Le premier ministre hongrois Viktor Orban, le 21 juin à Budapest. / Szilard Koszticsak / AP

La Commission européenne a été critiquée, ces derniers mois, pour avoir eu la main plus lourde avec Varsovie qu’avec Budapest, après qu’elle a décidé, en décembre 2017, de recommander le déclenchement de l’article 7 des traités de l’Union européenne (UE) contre le gouvernement polonais, censé sanctionner des manquements à l’Etat de droit.

Jeudi 19 juillet, Bruxelles s’est un peu rattrapée en annonçant coup sur coup, contre la Hongrie, un recours devant la Cour de justice de l’UE (CJUE), au Luxembourg, et l’envoi d’une lettre de mise en demeure. Dans son viseur : la politique antimigrants mise en œuvre depuis 2015 par le premier ministre, Viktor Orban, un des chantres européens de l’illibéralisme.

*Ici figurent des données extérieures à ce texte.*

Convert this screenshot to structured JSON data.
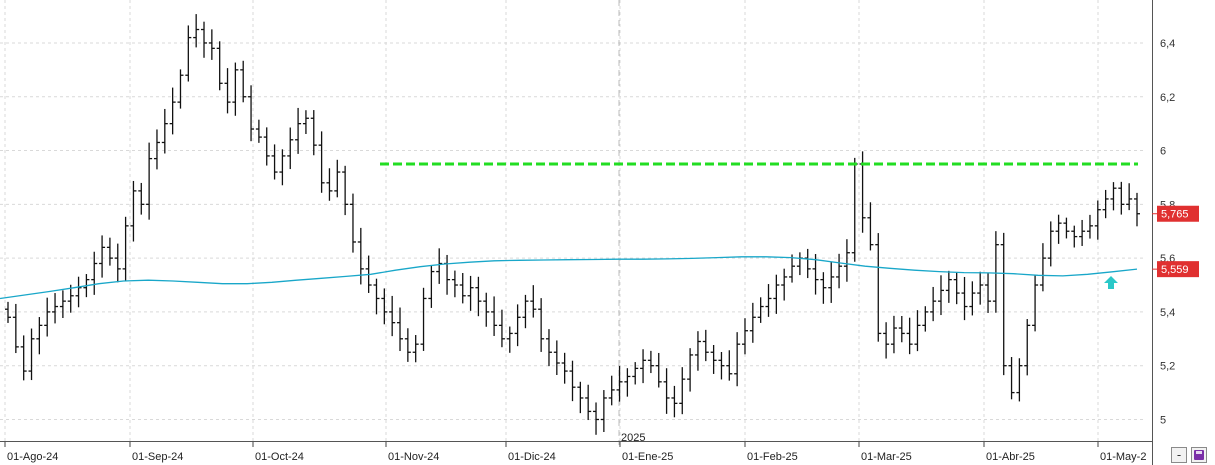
{
  "chart_data": {
    "type": "ohlc",
    "title": "",
    "xlabel": "",
    "ylabel": "",
    "ylim": [
      4.92,
      6.53
    ],
    "y_ticks": [
      {
        "value": 5.0,
        "label": "5"
      },
      {
        "value": 5.2,
        "label": "5,2"
      },
      {
        "value": 5.4,
        "label": "5,4"
      },
      {
        "value": 5.6,
        "label": "5,6"
      },
      {
        "value": 5.8,
        "label": "5,8"
      },
      {
        "value": 6.0,
        "label": "6"
      },
      {
        "value": 6.2,
        "label": "6,2"
      },
      {
        "value": 6.4,
        "label": "6,4"
      }
    ],
    "x_tick_labels": [
      "01-Ago-24",
      "01-Sep-24",
      "01-Oct-24",
      "01-Nov-24",
      "01-Dic-24",
      "01-Ene-25",
      "01-Feb-25",
      "01-Mar-25",
      "01-Abr-25",
      "01-May-2"
    ],
    "year_marker": {
      "label": "2025",
      "after_label": "01-Ene-25"
    },
    "grid": true,
    "close_series": [
      5.38,
      5.27,
      5.18,
      5.3,
      5.35,
      5.4,
      5.42,
      5.44,
      5.46,
      5.49,
      5.52,
      5.58,
      5.64,
      5.6,
      5.56,
      5.72,
      5.85,
      5.8,
      5.97,
      6.03,
      6.1,
      6.18,
      6.28,
      6.42,
      6.45,
      6.4,
      6.38,
      6.25,
      6.18,
      6.3,
      6.2,
      6.08,
      6.05,
      5.98,
      5.92,
      5.98,
      6.04,
      6.1,
      6.12,
      6.02,
      5.88,
      5.85,
      5.92,
      5.8,
      5.66,
      5.56,
      5.5,
      5.45,
      5.4,
      5.36,
      5.3,
      5.25,
      5.28,
      5.45,
      5.55,
      5.58,
      5.52,
      5.5,
      5.46,
      5.49,
      5.44,
      5.4,
      5.35,
      5.3,
      5.32,
      5.38,
      5.44,
      5.41,
      5.3,
      5.25,
      5.21,
      5.18,
      5.12,
      5.08,
      5.03,
      5.0,
      5.08,
      5.11,
      5.14,
      5.16,
      5.19,
      5.22,
      5.2,
      5.14,
      5.08,
      5.06,
      5.15,
      5.24,
      5.29,
      5.25,
      5.22,
      5.2,
      5.17,
      5.28,
      5.33,
      5.38,
      5.42,
      5.45,
      5.5,
      5.53,
      5.57,
      5.6,
      5.56,
      5.52,
      5.49,
      5.53,
      5.57,
      5.62,
      5.95,
      5.75,
      5.65,
      5.32,
      5.28,
      5.34,
      5.32,
      5.28,
      5.35,
      5.4,
      5.44,
      5.48,
      5.52,
      5.47,
      5.42,
      5.47,
      5.5,
      5.44,
      5.65,
      5.2,
      5.1,
      5.2,
      5.35,
      5.5,
      5.6,
      5.7,
      5.73,
      5.7,
      5.68,
      5.7,
      5.72,
      5.78,
      5.82,
      5.86,
      5.8,
      5.82,
      5.765
    ],
    "series": [
      {
        "name": "",
        "type": "line",
        "color": "#19a7c9",
        "values": [
          5.45,
          5.463,
          5.476,
          5.49,
          5.505,
          5.515,
          5.518,
          5.515,
          5.51,
          5.505,
          5.505,
          5.51,
          5.518,
          5.525,
          5.532,
          5.54,
          5.555,
          5.568,
          5.578,
          5.585,
          5.59,
          5.592,
          5.593,
          5.594,
          5.595,
          5.596,
          5.596,
          5.597,
          5.599,
          5.602,
          5.605,
          5.605,
          5.602,
          5.594,
          5.582,
          5.57,
          5.562,
          5.555,
          5.55,
          5.546,
          5.545,
          5.542,
          5.536,
          5.534,
          5.54,
          5.549,
          5.559
        ]
      }
    ],
    "resistance_line": {
      "value": 5.95,
      "color": "#22dd22",
      "style": "dashed"
    },
    "last_price": {
      "value": 5.765,
      "label": "5,765",
      "color": "#e03030"
    },
    "ma_last": {
      "value": 5.559,
      "label": "5,559",
      "color": "#e03030"
    },
    "arrow": {
      "direction": "up",
      "color": "#2ac8c8"
    },
    "colors": {
      "bars": "#111111",
      "grid": "#d9d9d9"
    }
  },
  "controls": {
    "zoom_out_icon": "-",
    "save_icon": "save"
  }
}
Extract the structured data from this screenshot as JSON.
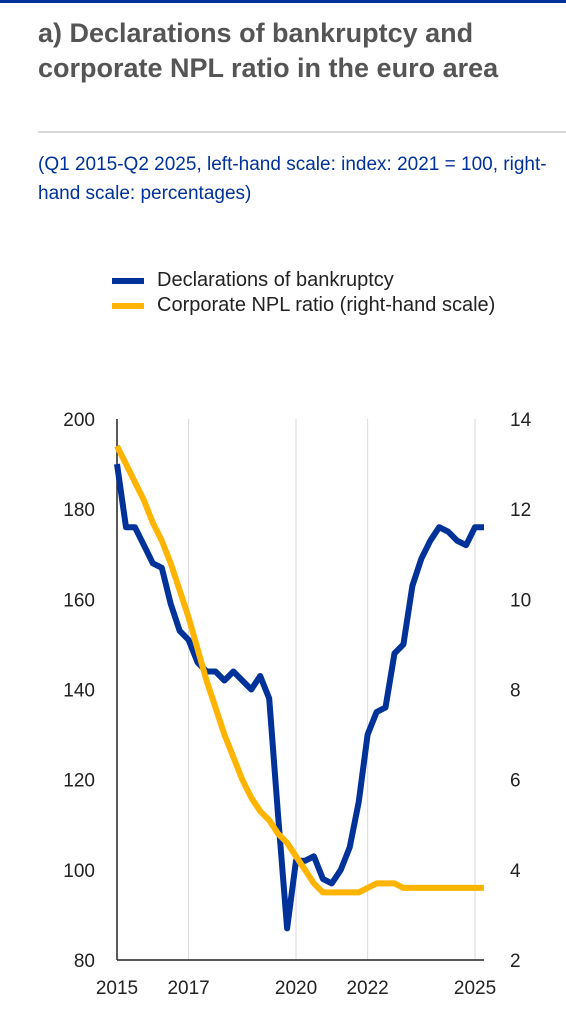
{
  "header": {
    "title": "a) Declarations of bankruptcy and corporate NPL ratio in the euro area",
    "subtitle": "(Q1 2015-Q2 2025, left-hand scale: index: 2021 = 100, right-hand scale: percentages)"
  },
  "chart_data": {
    "type": "line",
    "x_unit": "quarters",
    "x_range": [
      "2015-Q1",
      "2025-Q2"
    ],
    "x_tick_labels": [
      "2015",
      "2017",
      "2020",
      "2022",
      "2025"
    ],
    "left_axis": {
      "ylim": [
        80,
        200
      ],
      "ticks": [
        80,
        100,
        120,
        140,
        160,
        180,
        200
      ]
    },
    "right_axis": {
      "ylim": [
        2,
        14
      ],
      "ticks": [
        2,
        4,
        6,
        8,
        10,
        12,
        14
      ]
    },
    "grid": "vertical",
    "legend_position": "top",
    "series": [
      {
        "name": "Declarations of bankruptcy",
        "axis": "left",
        "color": "#003299",
        "x": [
          2015.0,
          2015.25,
          2015.5,
          2015.75,
          2016.0,
          2016.25,
          2016.5,
          2016.75,
          2017.0,
          2017.25,
          2017.5,
          2017.75,
          2018.0,
          2018.25,
          2018.5,
          2018.75,
          2019.0,
          2019.25,
          2019.5,
          2019.75,
          2020.0,
          2020.25,
          2020.5,
          2020.75,
          2021.0,
          2021.25,
          2021.5,
          2021.75,
          2022.0,
          2022.25,
          2022.5,
          2022.75,
          2023.0,
          2023.25,
          2023.5,
          2023.75,
          2024.0,
          2024.25,
          2024.5,
          2024.75,
          2025.0,
          2025.25
        ],
        "values": [
          190,
          176,
          176,
          172,
          168,
          167,
          159,
          153,
          151,
          146,
          144,
          144,
          142,
          144,
          142,
          140,
          143,
          138,
          112,
          87,
          102,
          102,
          103,
          98,
          97,
          100,
          105,
          115,
          130,
          135,
          136,
          148,
          150,
          163,
          169,
          173,
          176,
          175,
          173,
          172,
          176,
          176
        ]
      },
      {
        "name": "Corporate NPL ratio (right-hand scale)",
        "axis": "right",
        "color": "#ffb400",
        "x": [
          2015.0,
          2015.25,
          2015.5,
          2015.75,
          2016.0,
          2016.25,
          2016.5,
          2016.75,
          2017.0,
          2017.25,
          2017.5,
          2017.75,
          2018.0,
          2018.25,
          2018.5,
          2018.75,
          2019.0,
          2019.25,
          2019.5,
          2019.75,
          2020.0,
          2020.25,
          2020.5,
          2020.75,
          2021.0,
          2021.25,
          2021.5,
          2021.75,
          2022.0,
          2022.25,
          2022.5,
          2022.75,
          2023.0,
          2023.25,
          2023.5,
          2023.75,
          2024.0,
          2024.25,
          2024.5,
          2024.75,
          2025.0,
          2025.25
        ],
        "values": [
          13.4,
          13.0,
          12.6,
          12.2,
          11.7,
          11.3,
          10.8,
          10.2,
          9.6,
          8.9,
          8.2,
          7.6,
          7.0,
          6.5,
          6.0,
          5.6,
          5.3,
          5.1,
          4.8,
          4.6,
          4.3,
          4.0,
          3.7,
          3.5,
          3.5,
          3.5,
          3.5,
          3.5,
          3.6,
          3.7,
          3.7,
          3.7,
          3.6,
          3.6,
          3.6,
          3.6,
          3.6,
          3.6,
          3.6,
          3.6,
          3.6,
          3.6
        ]
      }
    ]
  }
}
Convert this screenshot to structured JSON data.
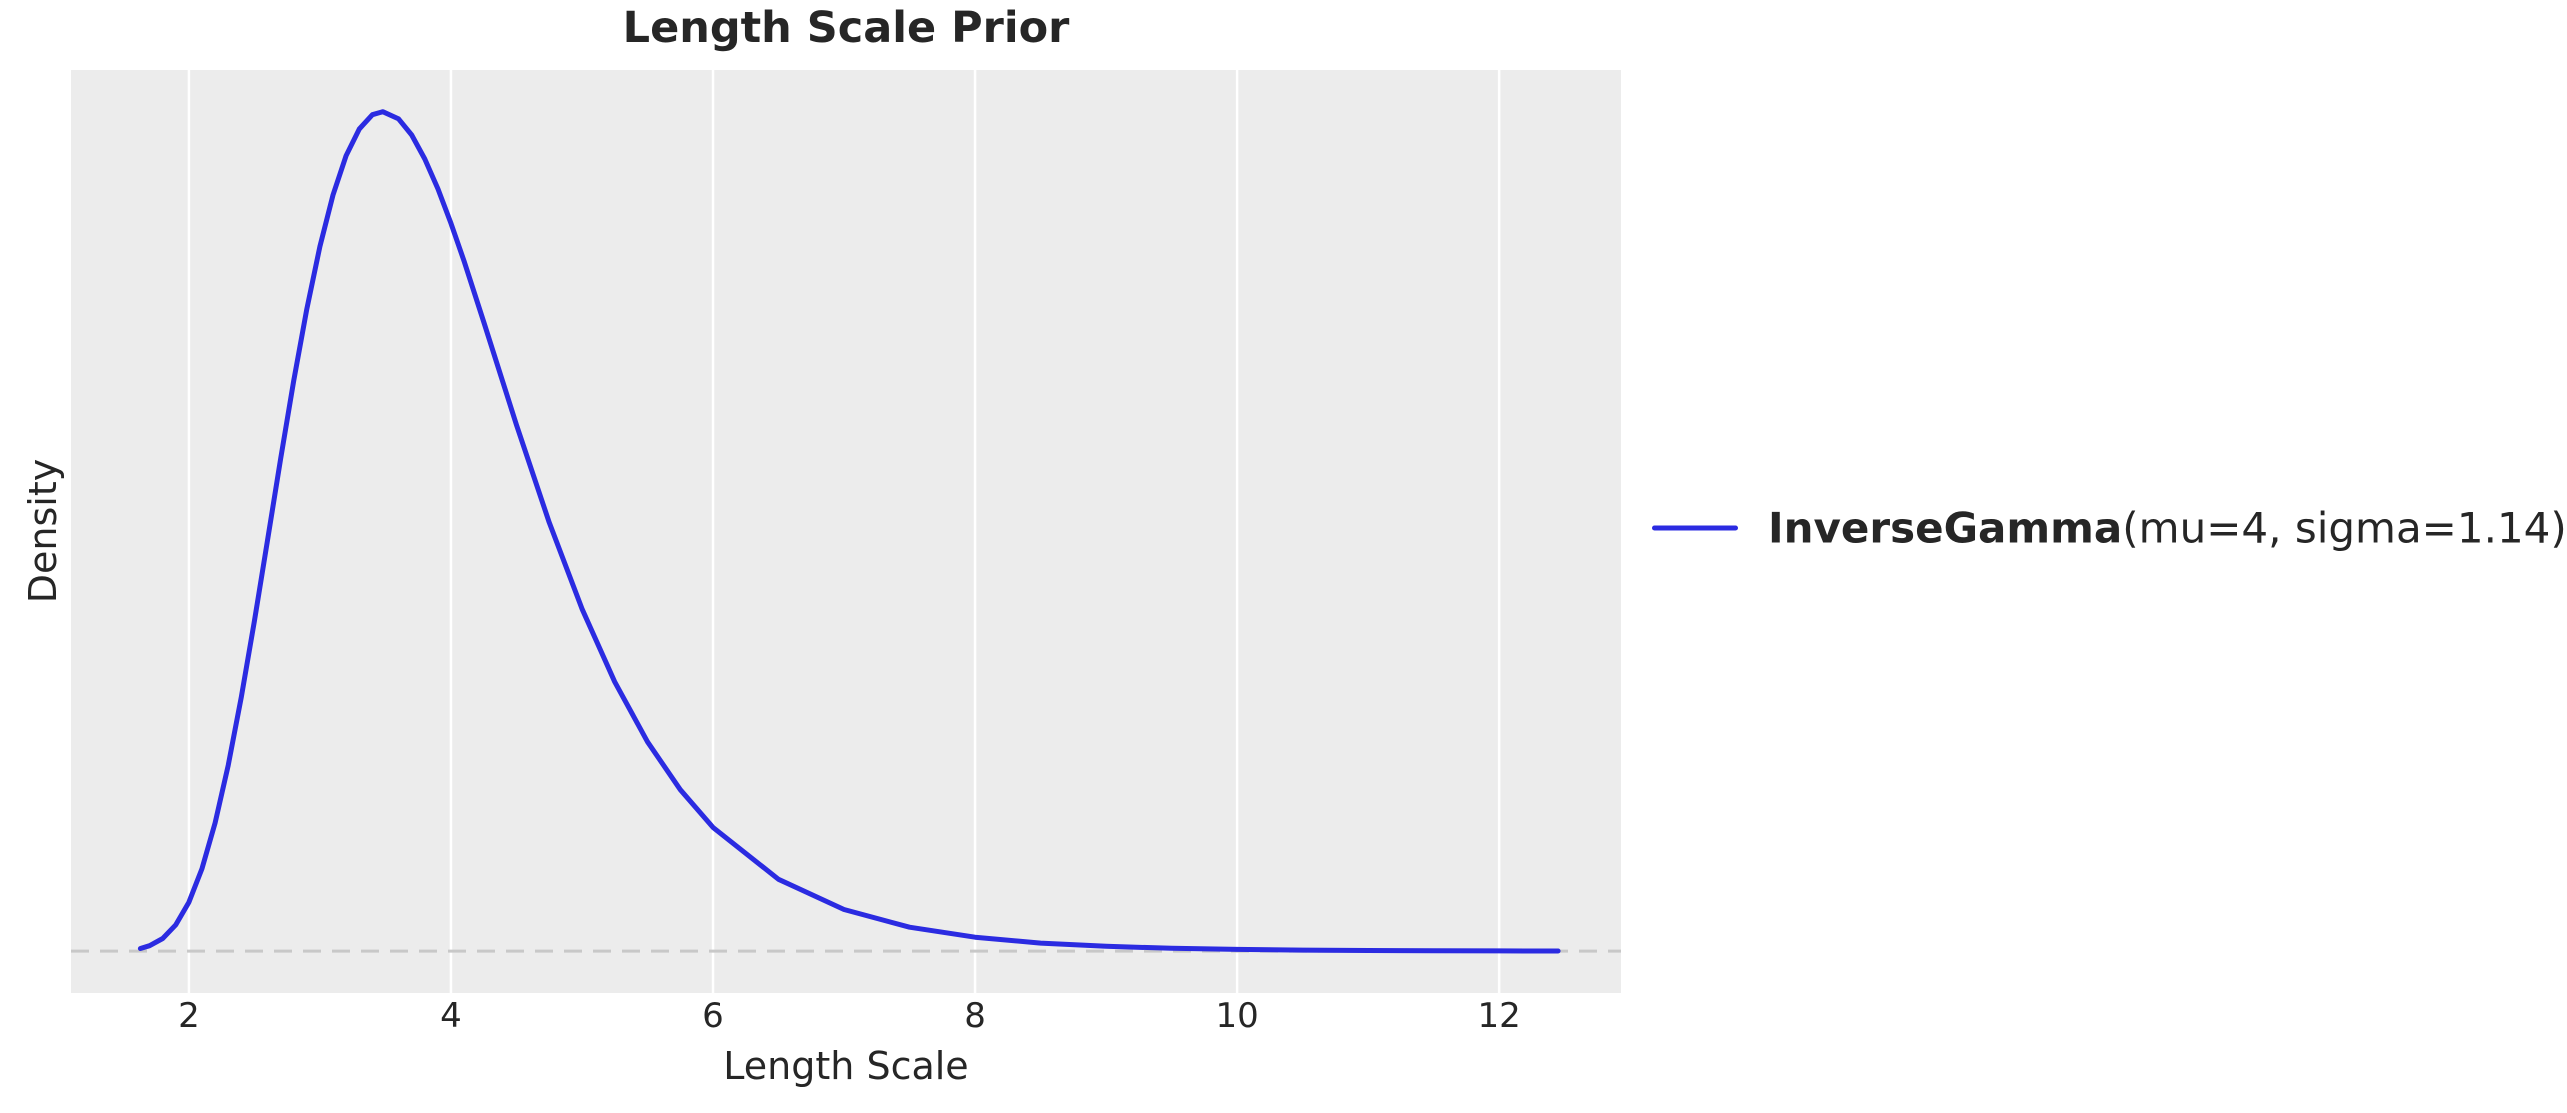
{
  "figure": {
    "background": "#ffffff",
    "plot_background": "#ececec",
    "grid_color": "#ffffff",
    "text_color": "#262626"
  },
  "chart_data": {
    "type": "line",
    "title": "Length Scale Prior",
    "xlabel": "Length Scale",
    "ylabel": "Density",
    "xlim": [
      1.1,
      12.93
    ],
    "ylim": [
      -0.0208,
      0.4378
    ],
    "x_ticks": [
      2,
      4,
      6,
      8,
      10,
      12
    ],
    "y_ticks": [],
    "grid": "vertical-only",
    "legend_position": "center-right-outside",
    "baseline": {
      "y": 0,
      "style": "dashed",
      "color": "#c8c8c8"
    },
    "series": [
      {
        "name": "InverseGamma(mu=4, sigma=1.14)",
        "color": "#2b2be1",
        "line_width": 5,
        "x": [
          1.63,
          1.7,
          1.8,
          1.9,
          2.0,
          2.1,
          2.2,
          2.3,
          2.4,
          2.5,
          2.6,
          2.7,
          2.8,
          2.9,
          3.0,
          3.1,
          3.2,
          3.3,
          3.4,
          3.48,
          3.6,
          3.7,
          3.8,
          3.9,
          4.0,
          4.1,
          4.25,
          4.5,
          4.75,
          5.0,
          5.25,
          5.5,
          5.75,
          6.0,
          6.5,
          7.0,
          7.5,
          8.0,
          8.5,
          9.0,
          9.5,
          10.0,
          10.5,
          11.0,
          11.5,
          12.0,
          12.45
        ],
        "y": [
          0.0013,
          0.0027,
          0.0063,
          0.0131,
          0.0243,
          0.041,
          0.0637,
          0.0923,
          0.1262,
          0.164,
          0.2041,
          0.2445,
          0.2834,
          0.319,
          0.3501,
          0.3757,
          0.3952,
          0.4085,
          0.4156,
          0.4171,
          0.4135,
          0.4055,
          0.3936,
          0.3788,
          0.3616,
          0.3428,
          0.3127,
          0.2614,
          0.213,
          0.1701,
          0.1338,
          0.104,
          0.0802,
          0.0615,
          0.0357,
          0.0207,
          0.0119,
          0.0069,
          0.004,
          0.0024,
          0.0014,
          0.00086,
          0.00052,
          0.00032,
          0.0002,
          0.00013,
          8e-05
        ]
      }
    ]
  },
  "legend": {
    "swatch_color": "#2b2be1",
    "name_bold": "InverseGamma",
    "params": "(mu=4, sigma=1.14)"
  }
}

La Commission entend d’abord contester devant la CJUE la législation hongroise en matière d’asile, jugée non conforme au droit européen (directives sur les procédures d’asile, sur le retour des migrants, et relative aux conditions d’accueil).

Il s’agit de la dernière étape d’une procédure d’infraction lancée en décembre 2015. A l’époque, déjà, Bruxelles relevait les difficultés des migrants déboutés du droit d’asile en Hongrie à exercer leur droit à un recours effectif, ainsi qu’à accéder à un tribunal impartial.

La Hongrie s’est notoirement opposée, ces dernières années, à l’accueil des migrants, de même qu’à la répartition des demandeurs d’asile partout en Europe afin de soulager l’Italie et la Grèce, pays de première entrée de ces personnes dans l’Union. Budapest avait même contesté ces « relocalisations » devant la CJUE qui lui a donné tort en septembre 2017 (ainsi qu’à la Slovaquie, associée au recours hongrois).

Deux mois pour répondre

Jeudi, la Commission a aussi confirmé avoir envoyé une lettre de mise en demeure à la Hongrie, concernant une nouvelle législation, effective le 1er juillet, baptisée « Stop Soros », en référence au financier d’origine hongroise George Soros, devenu la bête noire de M. Orban. Elle érige en infractions pénales l’assistance offerte par les ONG ou des particuliers aux demandes d’asile et de séjour.

Par ailleurs, ce paquet législatif, associé à une modification constitutionnelle, conduit à limiter le droit d’asile « aux seules personnes qui arrivent en Hongrie directement depuis un lieu où leur vie ou leur liberté sont menacées », explique la Commission, qui y voit des manquements « aux obligations qui incombent [à la Hongrie] en vertu des traités de l’Union, de la législation de l’Union et de la Charte des droits fondamentaux de l’Union européenne ».

Budapest a deux mois pour répondre à Bruxelles. Si la réponse n’est pas satisfaisante, la procédure d’infraction suivra son cours et pourra conduire, là aussi, à un recours devant la Cour de Luxembourg. Ces procédures prennent des années, mais prouvent la détermination de Bruxelles : « La Commission a envoyé un message clair et sans ambiguïtés, selon lequel les politiques hongroises xénophobes ne peuvent pas être tolérées », s’est félicitée Iverna McGowan, directrice du bureau européen d’Amnesty International.

Ces procédures pourraient compliquer les rapports de M. Orban avec le Parti populaire européen (PPE), la grande famille des droites conservatrices européennes, qui, jusqu’à présent, ferme les yeux sur ses agissements. Certains de ses dirigeants n’ont-ils pas récemment assuré que leur « ligne rouge » concernant le premier ministre hongrois, constituait son respect des décisions en dernière instance de la CJUE ?

En attendant, la Commission semble bien isolée. Car M. Orban a largement réussi à imposer sa feuille de route antimigrants au Conseil européen. Les propositions de la présidence actuelle de l’Union, l’Autriche, de ne plus envisager la migration que sous l’angle sécuritaire n’y choquent plus beaucoup de capitales.